1. The Duomo. Built in 1386, the Duomo is Milan’s most popular cathedral. It is a massive Gothic structure with white marble floor and pillars. Outside, you can see impressive spires that seem to reach for the sky. Statues are also found in the exterior and frescoes cover the façade both inside and outside.
You can take the bus or train to the Duomo. If you are near the area, it would be best to take a stroll and view the equally beautiful sights along the way. The church opens at 9:00 in the morning and closes at 5:30 in the afternoon. Be sure though to wear something appropriate. No revealing clothes for the women and bags are required to be deposited at the entrance.

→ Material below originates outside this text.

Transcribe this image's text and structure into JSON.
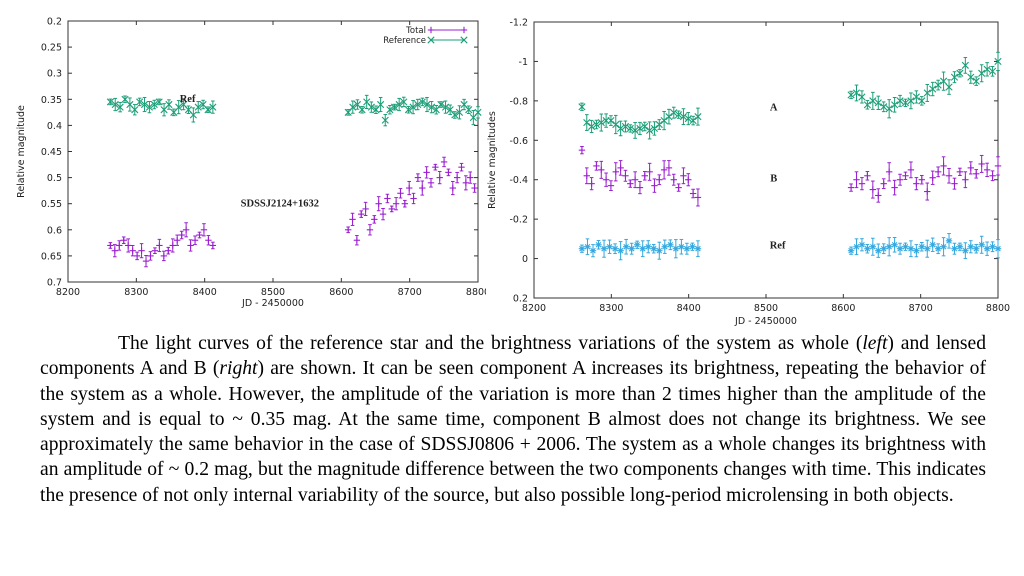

2. Saint Ambrose. This church is representative of the colorful and heavily ornate design of the Byzantine era. This church survived the bombing during World War II but some reconstruction was required to revive this beautiful building. It has inside some of the world’s most beautiful Byzantine mosaics that can simply take your breath away.
3. Saint Mary of the Graces (Santa Maria delle Grazie). This is a World Heritage Site protected by the UNESCO and is famous for housing Leonardo da Vinci’s Last Supper located at the refectory in the convent of the church. Ordered by the Francesco Sforza, the Duke of Milan, Santa Maria delle Grazie was started in 1469 and completed in 1490.

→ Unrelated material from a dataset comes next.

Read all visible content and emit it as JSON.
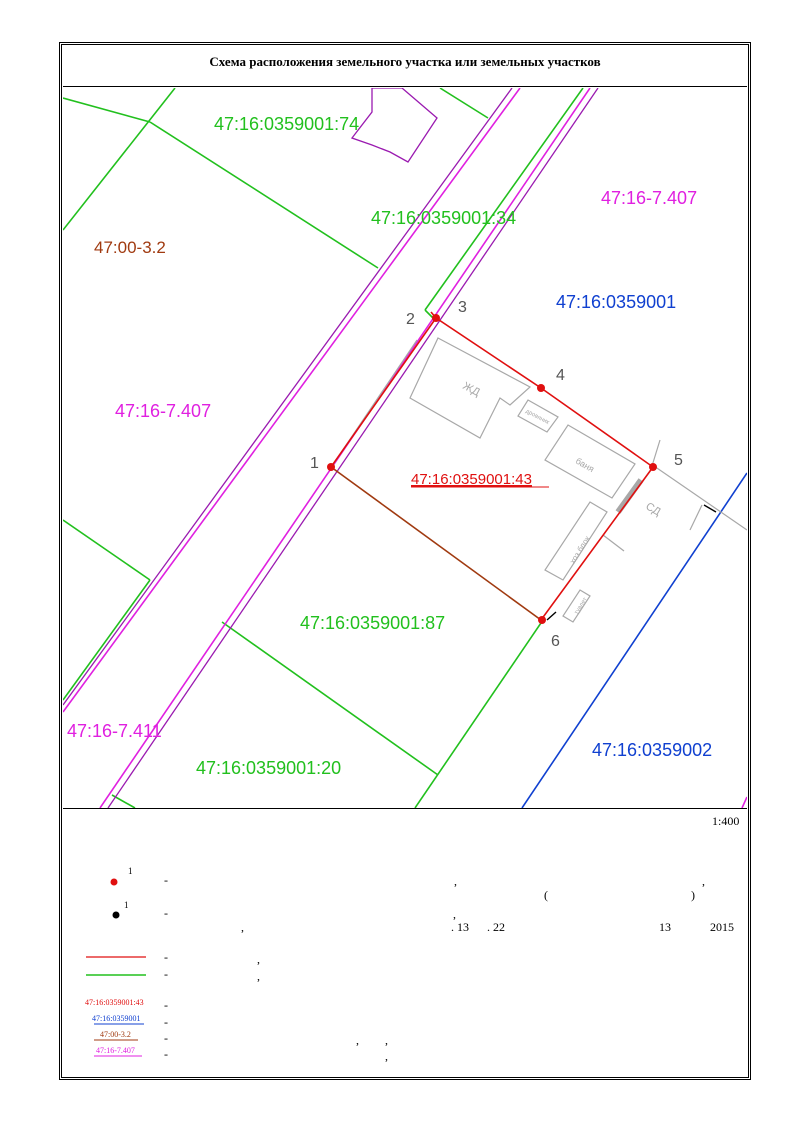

The convent was the first to be completed and housed Dominican friars and nuns. Later, the church was added and Ludovico Sforza, the succeeding duke decided to make the church the family’s official burial ground. Today, visitors can go in and view da Vinci’s masterpiece which, due to the wars that ensued, reduced the painting only to one-fourth of the original.
4. Basilica of Saint Eustorgio. The bell tower of the picturesque Basilica of Saint Eustorgio is one of its many interesting architectural aspects. Instead of the usual cross on top which marks it as a Catholic Church, the Basilica’s bell tower has the form of a star which signifies the Three Magi or Kings whose tombs are enshrined here. The Basilica built in the 14th century is named after Saint Eustorgio II. It was believed that the remains of the Three Magi were discovered by Saint Helena in 314. She brought them to Constantinople and from there, Saint Eustorgio II traveled the remains to Milan.
The Portinari Chapel inside the Basilica is a striking example of Renaissance art featuring frescoes and marble sepulcher.